Et le respect de la Constitution de son pays, pour un démocrate digne de ce nom, n’est pas la mer à boire. Inutile de s’en cacher : ces pratiques n’honorent aucunement le continent. Et comme on ne le sait que trop bien, la plupart des crises politiques qui surviennent dans les pays africains tirent leurs origines dans l’accaparement du pouvoir d’Etat par un individu ou par un clan. Ces chefs d’Etat « irremplaçables » profitent de la misère et de l’analphabétisme des populations pour personnaliser, par la force ou la ruse, le pouvoir. L’un des inconvénients de ces pouvoirs à vie réside dans le manque d’innovation, d’ambition et le laxisme ambiant. Conséquence : ces pays se retrouvent réduits à tendre, toute honte bue, la sébile. En d’autres termes, ils demandent l’aide des pays qui ont su fonder leur développement sur le respect des principes démocratiques dont l’alternance au pouvoir, la reddition des comptes, etc.

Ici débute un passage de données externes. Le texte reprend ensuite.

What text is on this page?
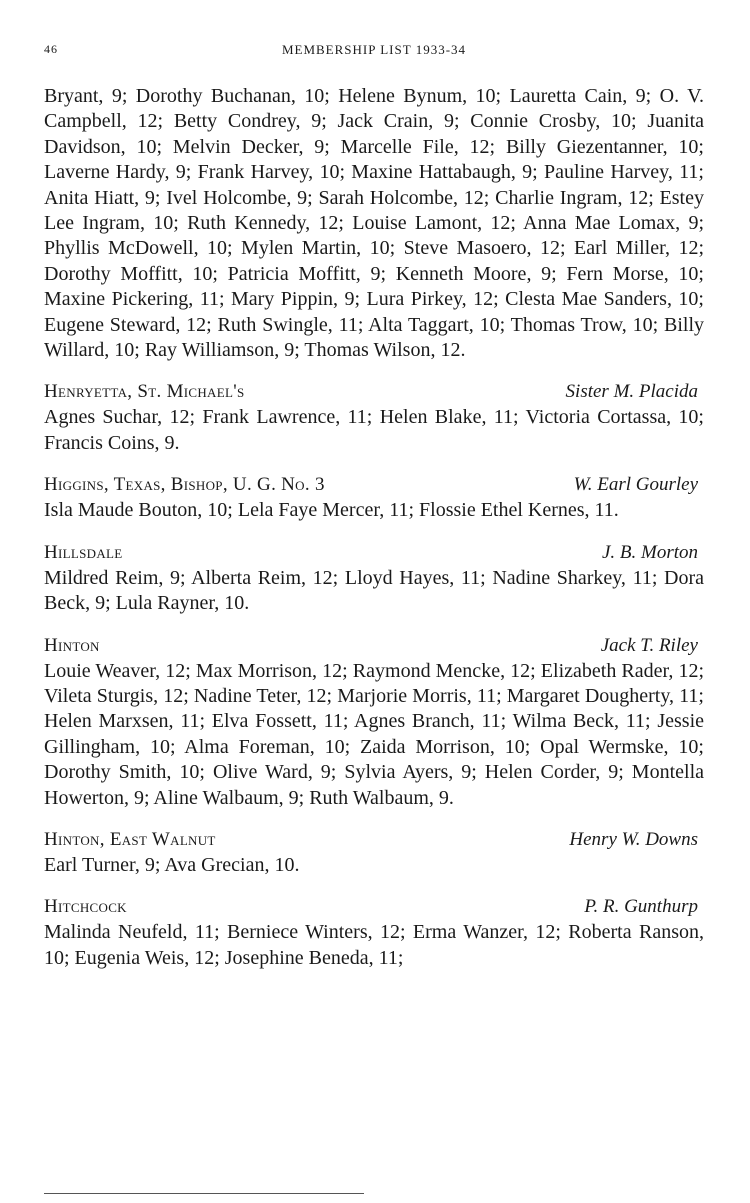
46	MEMBERSHIP LIST 1933-34

Bryant, 9; Dorothy Buchanan, 10; Helene Bynum, 10; Lauretta Cain, 9; O. V. Campbell, 12; Betty Condrey, 9; Jack Crain, 9; Connie Crosby, 10; Juanita Davidson, 10; Melvin Decker, 9; Marcelle File, 12; Billy Giezentanner, 10; Laverne Hardy, 9; Frank Harvey, 10; Maxine Hattabaugh, 9; Pauline Harvey, 11; Anita Hiatt, 9; Ivel Holcombe, 9; Sarah Holcombe, 12; Charlie Ingram, 12; Estey Lee Ingram, 10; Ruth Kennedy, 12; Louise Lamont, 12; Anna Mae Lomax, 9; Phyllis McDowell, 10; Mylen Martin, 10; Steve Masoero, 12; Earl Miller, 12; Dorothy Moffitt, 10; Patricia Moffitt, 9; Kenneth Moore, 9; Fern Morse, 10; Maxine Pickering, 11; Mary Pippin, 9; Lura Pirkey, 12; Clesta Mae Sanders, 10; Eugene Steward, 12; Ruth Swingle, 11; Alta Taggart, 10; Thomas Trow, 10; Billy Willard, 10; Ray Williamson, 9; Thomas Wilson, 12.

Henryetta, St. Michael's	Sister M. Placida

Agnes Suchar, 12; Frank Lawrence, 11; Helen Blake, 11; Victoria Cortassa, 10; Francis Coins, 9.

Higgins, Texas, Bishop, U. G. No. 3	W. Earl Gourley

Isla Maude Bouton, 10; Lela Faye Mercer, 11; Flossie Ethel Kernes, 11.

Hillsdale	J. B. Morton

Mildred Reim, 9; Alberta Reim, 12; Lloyd Hayes, 11; Nadine Sharkey, 11; Dora Beck, 9; Lula Rayner, 10.

Hinton	Jack T. Riley

Louie Weaver, 12; Max Morrison, 12; Raymond Mencke, 12; Elizabeth Rader, 12; Vileta Sturgis, 12; Nadine Teter, 12; Marjorie Morris, 11; Margaret Dougherty, 11; Helen Marxsen, 11; Elva Fossett, 11; Agnes Branch, 11; Wilma Beck, 11; Jessie Gillingham, 10; Alma Foreman, 10; Zaida Morrison, 10; Opal Wermske, 10; Dorothy Smith, 10; Olive Ward, 9; Sylvia Ayers, 9; Helen Corder, 9; Montella Howerton, 9; Aline Walbaum, 9; Ruth Walbaum, 9.

Hinton, East Walnut	Henry W. Downs

Earl Turner, 9; Ava Grecian, 10.

Hitchcock	P. R. Gunthurp

Malinda Neufeld, 11; Berniece Winters, 12; Erma Wanzer, 12; Roberta Ranson, 10; Eugenia Weis, 12; Josephine Beneda, 11;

Pour sortir du cercle vicieux de cette mendicité internationale et de la perte de dignité subséquente, il est grand temps que les dirigeants africains acceptent qu’on ne peut pas construire de façon sereine un Etat démocratique sur du sable mouvant. S’entêter dans ce schéma est contreproductif. En tout cas, on ne voit pas comment l’objectif de développement des pays peut être atteint si, du fait de la confiscation du pouvoir par des individus ou des groupes, ces pays sont des foyers réels ou potentiels de crises politiques. Les pays de l’UA ont, du reste, visiblement voulu faire preuve de leur prise de conscience en la matière en adoptant la Charte africaine de la démocratie, des élections et de la gouvernance le 30 janvier 2007 à Addis Abeba, en Ethiopie. Mais il y a du chemin entre l’adoption de cet instrument et l’appropriation des principes qu’il pose. L’effort doit être de mise pour améliorer la qualité des mécanismes de dévolution du pouvoir. C’est le secret des démocraties responsables qui ont su construire une paix profonde, une stabilité durable. Ainsi, il faut se résoudre à comprendre que l’argument de l’apprentissage de la démocratie servi à tort et à travers pour justifier les tripatouillages et autres errements constitutionnels sur le continent n’est rien d’autre que le symbole du refus de bien des Africains de s’assumer. Boni Yayi, à l’instar de l’ex-président malien Alpha Omar Konaré avant lui, aura donc poussé un coup de gueule justifié à la tribune de l’UA.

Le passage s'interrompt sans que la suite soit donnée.